A secure and efficient three-factor authentication protocol for IoT environments

Abstract

The Internet of Things (IoT) is an information carrier based on the Internet and traditional telecommunications network, which enables all ordinary physical objects that can be independently addressed to form an interconnected network. User authentication protocol is an essential technology for security and privacy in the IoT environment. This paper analyzes the security of Mirsaraei et al.'s three-factor authentication scheme for IoT environments (Mirsaraei et al., 2022 [31]), and finds that the scheme cannot provide users with untraceability, perfect forward secrecy or the resistance of key compromise impersonation attack. The article improves Mirsaraei et al.'s scheme and proposes a three-factor authentication protocol with perfect forward secrecy using elliptic curve cryptosystem, which retains the general process of Mirsaraei et al.'s scheme. The formal security analysis of the proposed protocol is carried out by ROR (Real-or-Random) model, and the formal security verification of the proposed protocol is implemented by Proverif tool.
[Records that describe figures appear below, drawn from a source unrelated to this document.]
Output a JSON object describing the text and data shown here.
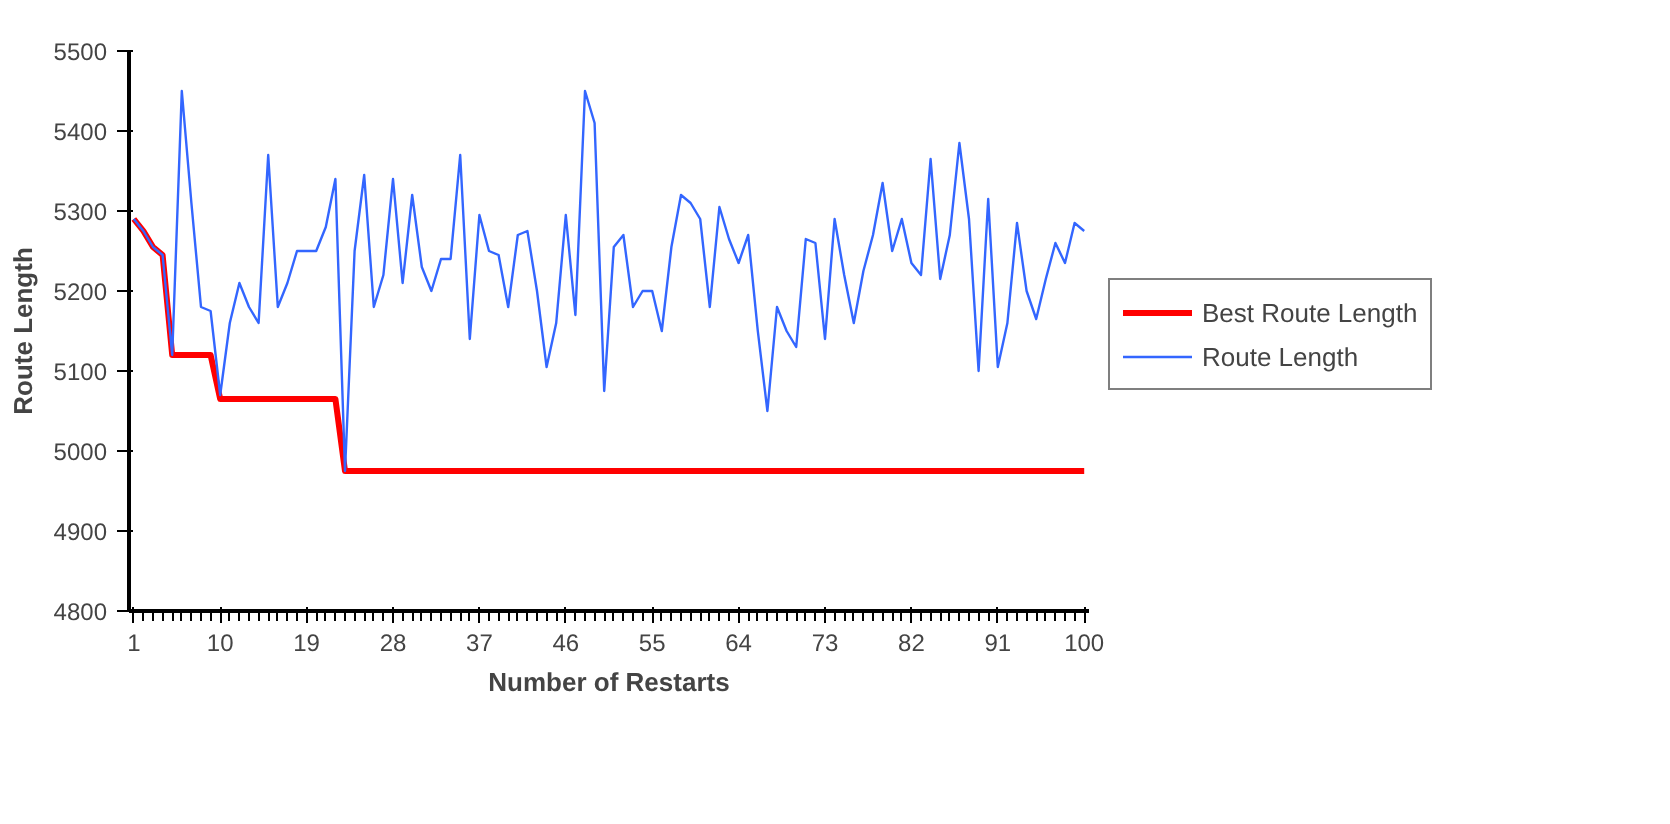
{
  "chart_data": {
    "type": "line",
    "xlabel": "Number of Restarts",
    "ylabel": "Route Length",
    "x": [
      1,
      2,
      3,
      4,
      5,
      6,
      7,
      8,
      9,
      10,
      11,
      12,
      13,
      14,
      15,
      16,
      17,
      18,
      19,
      20,
      21,
      22,
      23,
      24,
      25,
      26,
      27,
      28,
      29,
      30,
      31,
      32,
      33,
      34,
      35,
      36,
      37,
      38,
      39,
      40,
      41,
      42,
      43,
      44,
      45,
      46,
      47,
      48,
      49,
      50,
      51,
      52,
      53,
      54,
      55,
      56,
      57,
      58,
      59,
      60,
      61,
      62,
      63,
      64,
      65,
      66,
      67,
      68,
      69,
      70,
      71,
      72,
      73,
      74,
      75,
      76,
      77,
      78,
      79,
      80,
      81,
      82,
      83,
      84,
      85,
      86,
      87,
      88,
      89,
      90,
      91,
      92,
      93,
      94,
      95,
      96,
      97,
      98,
      99,
      100
    ],
    "series": [
      {
        "name": "Best Route Length",
        "color": "#ff0000",
        "values": [
          5290,
          5275,
          5255,
          5245,
          5120,
          5120,
          5120,
          5120,
          5120,
          5065,
          5065,
          5065,
          5065,
          5065,
          5065,
          5065,
          5065,
          5065,
          5065,
          5065,
          5065,
          5065,
          4975,
          4975,
          4975,
          4975,
          4975,
          4975,
          4975,
          4975,
          4975,
          4975,
          4975,
          4975,
          4975,
          4975,
          4975,
          4975,
          4975,
          4975,
          4975,
          4975,
          4975,
          4975,
          4975,
          4975,
          4975,
          4975,
          4975,
          4975,
          4975,
          4975,
          4975,
          4975,
          4975,
          4975,
          4975,
          4975,
          4975,
          4975,
          4975,
          4975,
          4975,
          4975,
          4975,
          4975,
          4975,
          4975,
          4975,
          4975,
          4975,
          4975,
          4975,
          4975,
          4975,
          4975,
          4975,
          4975,
          4975,
          4975,
          4975,
          4975,
          4975,
          4975,
          4975,
          4975,
          4975,
          4975,
          4975,
          4975,
          4975,
          4975,
          4975,
          4975,
          4975,
          4975,
          4975,
          4975,
          4975,
          4975
        ]
      },
      {
        "name": "Route Length",
        "color": "#3366ff",
        "values": [
          5290,
          5275,
          5255,
          5245,
          5120,
          5450,
          5310,
          5180,
          5175,
          5070,
          5160,
          5210,
          5180,
          5160,
          5370,
          5180,
          5210,
          5250,
          5250,
          5250,
          5280,
          5340,
          4975,
          5250,
          5345,
          5180,
          5220,
          5340,
          5210,
          5320,
          5230,
          5200,
          5240,
          5240,
          5370,
          5140,
          5295,
          5250,
          5245,
          5180,
          5270,
          5275,
          5200,
          5105,
          5160,
          5295,
          5170,
          5450,
          5410,
          5075,
          5255,
          5270,
          5180,
          5200,
          5200,
          5150,
          5255,
          5320,
          5310,
          5290,
          5180,
          5305,
          5265,
          5235,
          5270,
          5150,
          5050,
          5180,
          5150,
          5130,
          5265,
          5260,
          5140,
          5290,
          5220,
          5160,
          5225,
          5270,
          5335,
          5250,
          5290,
          5235,
          5220,
          5365,
          5215,
          5270,
          5385,
          5290,
          5100,
          5315,
          5105,
          5160,
          5285,
          5200,
          5165,
          5215,
          5260,
          5235,
          5285,
          5275
        ]
      }
    ],
    "xlim": [
      0.5,
      100.5
    ],
    "xticks": [
      1,
      10,
      19,
      28,
      37,
      46,
      55,
      64,
      73,
      82,
      91,
      100
    ],
    "ylim": [
      4800,
      5500
    ],
    "yticks": [
      4800,
      4900,
      5000,
      5100,
      5200,
      5300,
      5400,
      5500
    ],
    "grid": false,
    "legend": "right",
    "marker": "none",
    "line_style": "solid"
  }
}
The cryptoanalysis results demonstrate that the proposed protocol makes up for the shortcomings of Mirsaraei et al.'s scheme in security and can resist more malicious attacks as opposed to recent schemes. Moreover, the performance analysis using MIRACL (Multiprecision Integer and Rational Arithmetic C/C++ Library) shows that, the proposed protocol has great advantages over analogical three-factor authentication schemes in terms of computational overhead and communication overhead.